I drew en plein air in the cold sunshine at Arthur’s Stone on the Gower Peninsula. Although the popular English name for this neolithic monument links it to King Arthur (its Welsh name is Maen Ceti), it is far older than the Arthurian legend, which was written down in the 12th Century C.E. It is thought that the story of Arthur might refer to a warrior king or leader around the 6th Century C.E. when the Britons were fighting the invading Saxons. Either way, the monument is ancient, around 4,500 years and counting.
There’s a theory that the name Arthur comes from the ancient British word ‘arto’ meaning bear (‘arth’ in Welsh) and ‘ursa’, the Latin for bear. The battles between the Britons and Saxons happened in the century or two after the Roman withdrawal from Britain and a mixture of the British and Latin would have been very possible at that time.

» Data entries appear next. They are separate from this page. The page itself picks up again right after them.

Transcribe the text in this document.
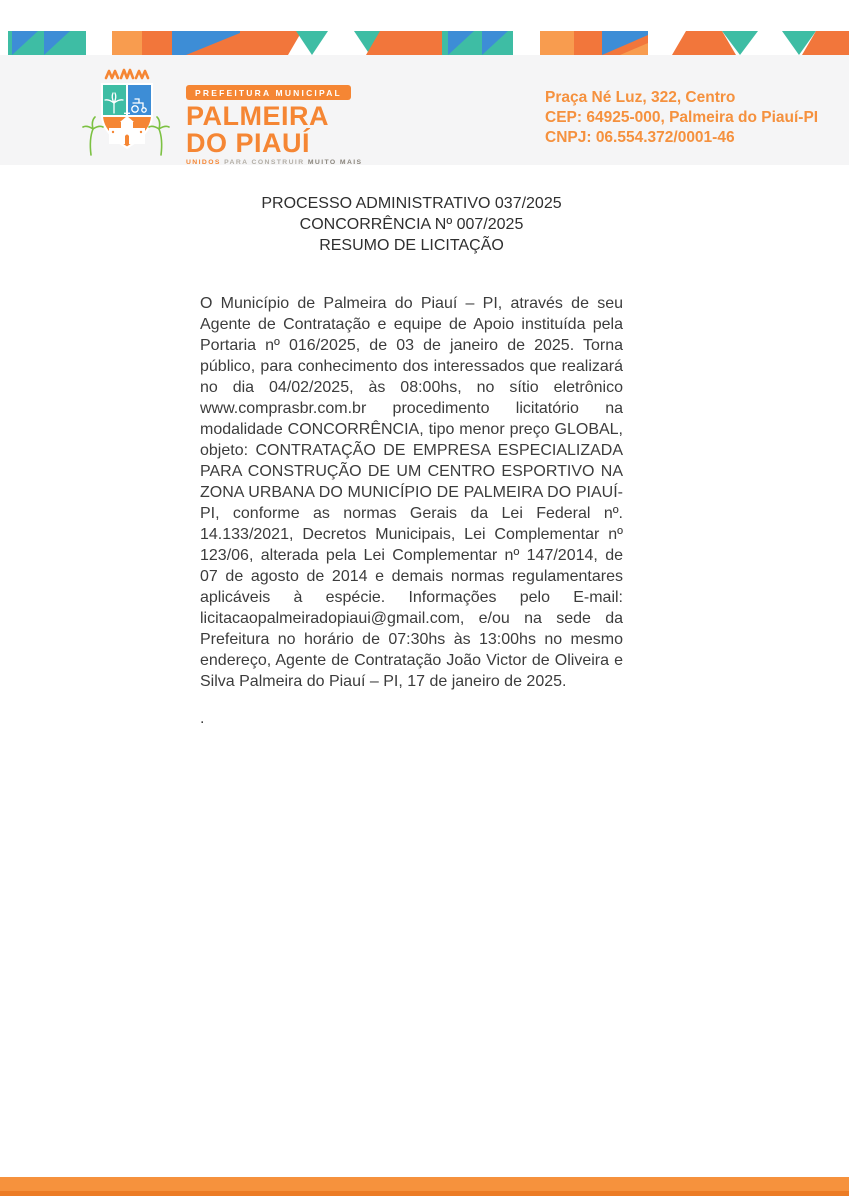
PREFEITURA MUNICIPAL
PALMEIRA
DO PIAUÍ
UNIDOS PARA CONSTRUIR MUITO MAIS
Praça Né Luz, 322, Centro
CEP: 64925-000, Palmeira do Piauí-PI
CNPJ: 06.554.372/0001-46
PROCESSO ADMINISTRATIVO 037/2025
CONCORRÊNCIA Nº 007/2025
RESUMO DE LICITAÇÃO

O Município de Palmeira do Piauí – PI, através de seu Agente de Contratação e equipe de Apoio instituída pela Portaria nº 016/2025, de 03 de janeiro de 2025. Torna público, para conhecimento dos interessados que realizará no dia 04/02/2025, às 08:00hs, no sítio eletrônico www.comprasbr.com.br procedimento licitatório na modalidade CONCORRÊNCIA, tipo menor preço GLOBAL, objeto: CONTRATAÇÃO DE EMPRESA ESPECIALIZADA PARA CONSTRUÇÃO DE UM CENTRO ESPORTIVO NA ZONA URBANA DO MUNICÍPIO DE PALMEIRA DO PIAUÍ-PI, conforme as normas Gerais da Lei Federal nº. 14.133/2021, Decretos Municipais, Lei Complementar nº 123/06, alterada pela Lei Complementar nº 147/2014, de 07 de agosto de 2014 e demais normas regulamentares aplicáveis à espécie. Informações pelo E-mail: licitacaopalmeiradopiaui@gmail.com, e/ou na sede da Prefeitura no horário de 07:30hs às 13:00hs no mesmo endereço, Agente de Contratação João Victor de Oliveira e Silva Palmeira do Piauí – PI, 17 de janeiro de 2025.

.
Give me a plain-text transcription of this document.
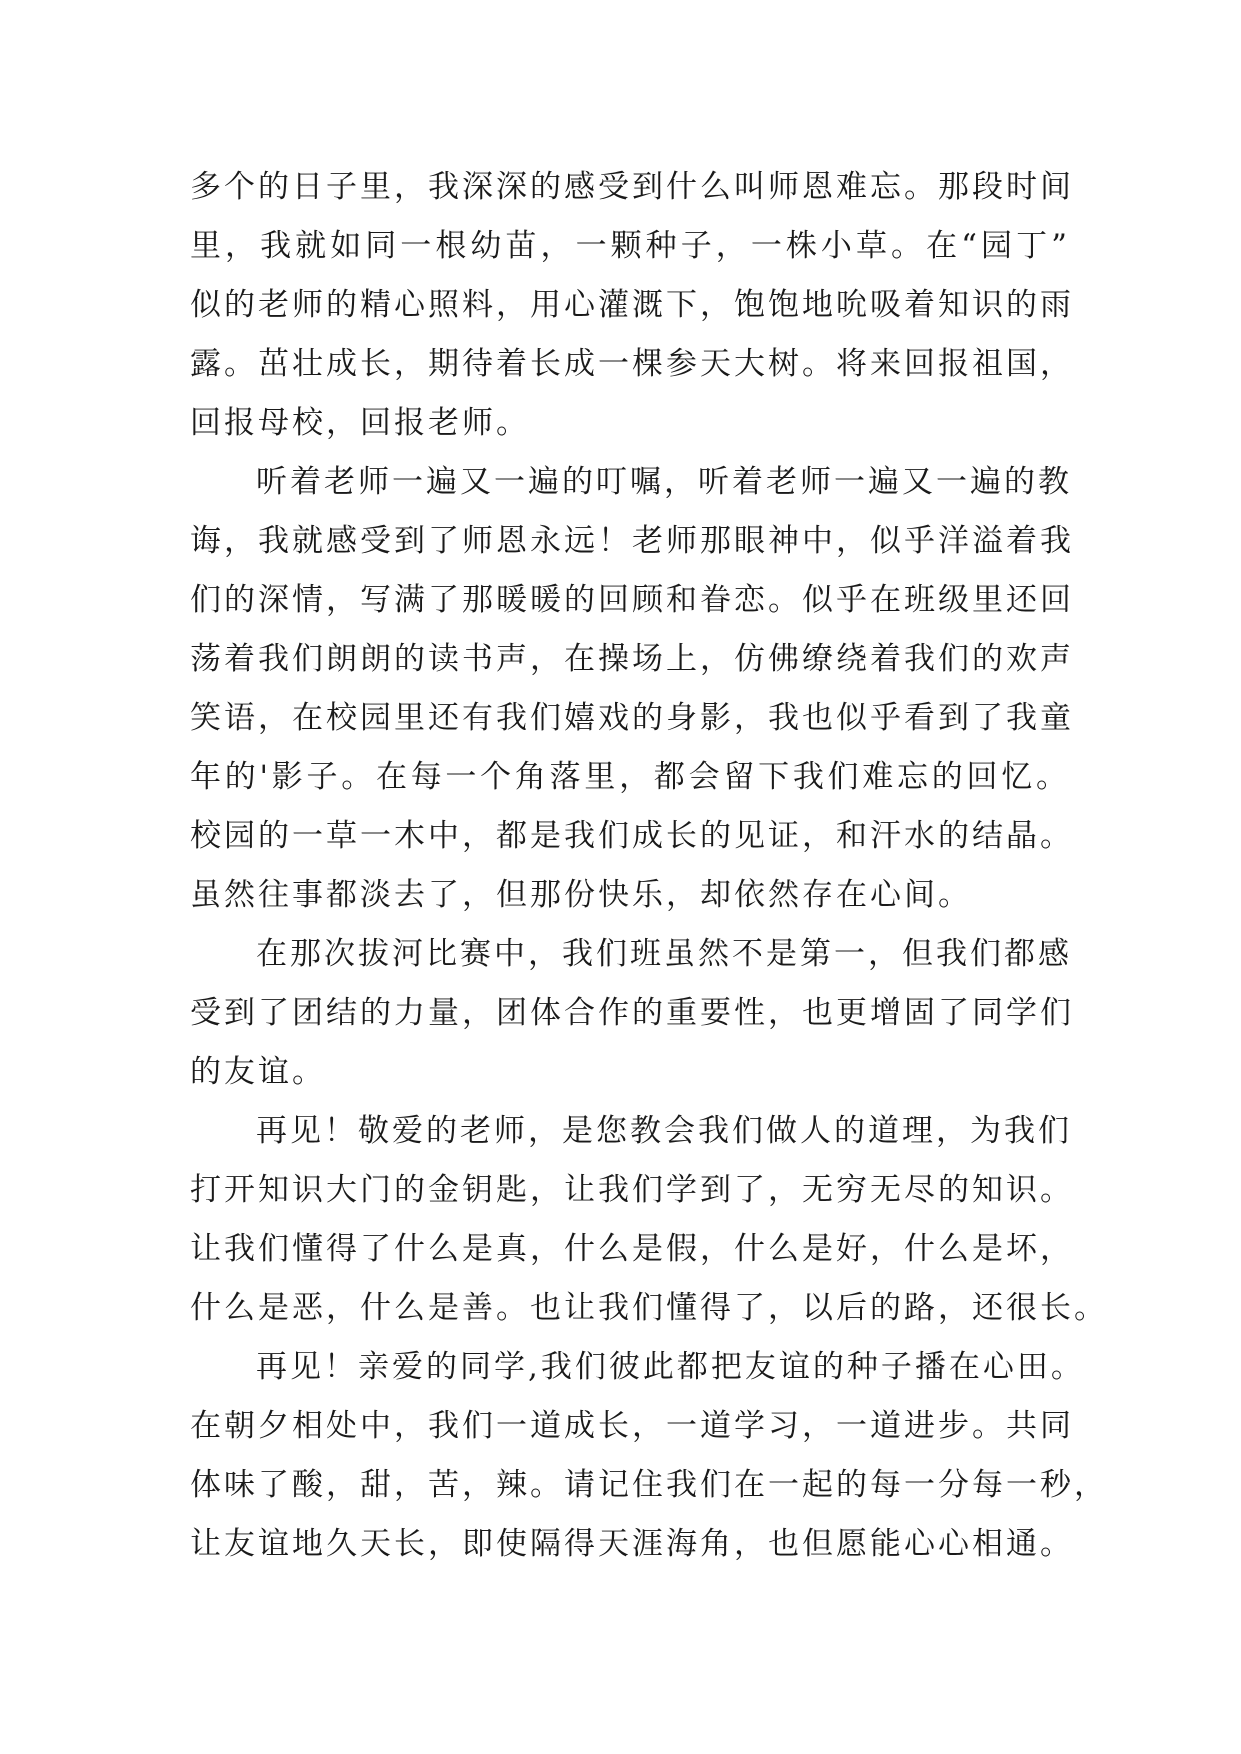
多个的日子里，我深深的感受到什么叫师恩难忘。那段时间
里，我就如同一根幼苗，一颗种子，一株小草。在“园丁”
似的老师的精心照料，用心灌溉下，饱饱地吮吸着知识的雨
露。茁壮成长，期待着长成一棵参天大树。将来回报祖国，
回报母校，回报老师。
听着老师一遍又一遍的叮嘱，听着老师一遍又一遍的教
诲，我就感受到了师恩永远！老师那眼神中，似乎洋溢着我
们的深情，写满了那暖暖的回顾和眷恋。似乎在班级里还回
荡着我们朗朗的读书声，在操场上，仿佛缭绕着我们的欢声
笑语，在校园里还有我们嬉戏的身影，我也似乎看到了我童
年的'影子。在每一个角落里，都会留下我们难忘的回忆。
校园的一草一木中，都是我们成长的见证，和汗水的结晶。
虽然往事都淡去了，但那份快乐，却依然存在心间。
在那次拔河比赛中，我们班虽然不是第一，但我们都感
受到了团结的力量，团体合作的重要性，也更增固了同学们
的友谊。
再见！敬爱的老师，是您教会我们做人的道理，为我们
打开知识大门的金钥匙，让我们学到了，无穷无尽的知识。
让我们懂得了什么是真，什么是假，什么是好，什么是坏，
什么是恶，什么是善。也让我们懂得了，以后的路，还很长。
再见！亲爱的同学,我们彼此都把友谊的种子播在心田。
在朝夕相处中，我们一道成长，一道学习，一道进步。共同
体味了酸，甜，苦，辣。请记住我们在一起的每一分每一秒，
让友谊地久天长，即使隔得天涯海角，也但愿能心心相通。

I did a sparse drawing, trying to tap into the feelings the place inspired in me rather than slavishly copying what was in front of my eyes. I had prepared the paper with washes of my home-made walnut ink and I wanted to keep a lot of it intact – the surface of the ink is thick and satiny, it holds the shapes traced by the brushstrokes beautifully and I didn’t want to lose too much of that because it adds a lushness to the work.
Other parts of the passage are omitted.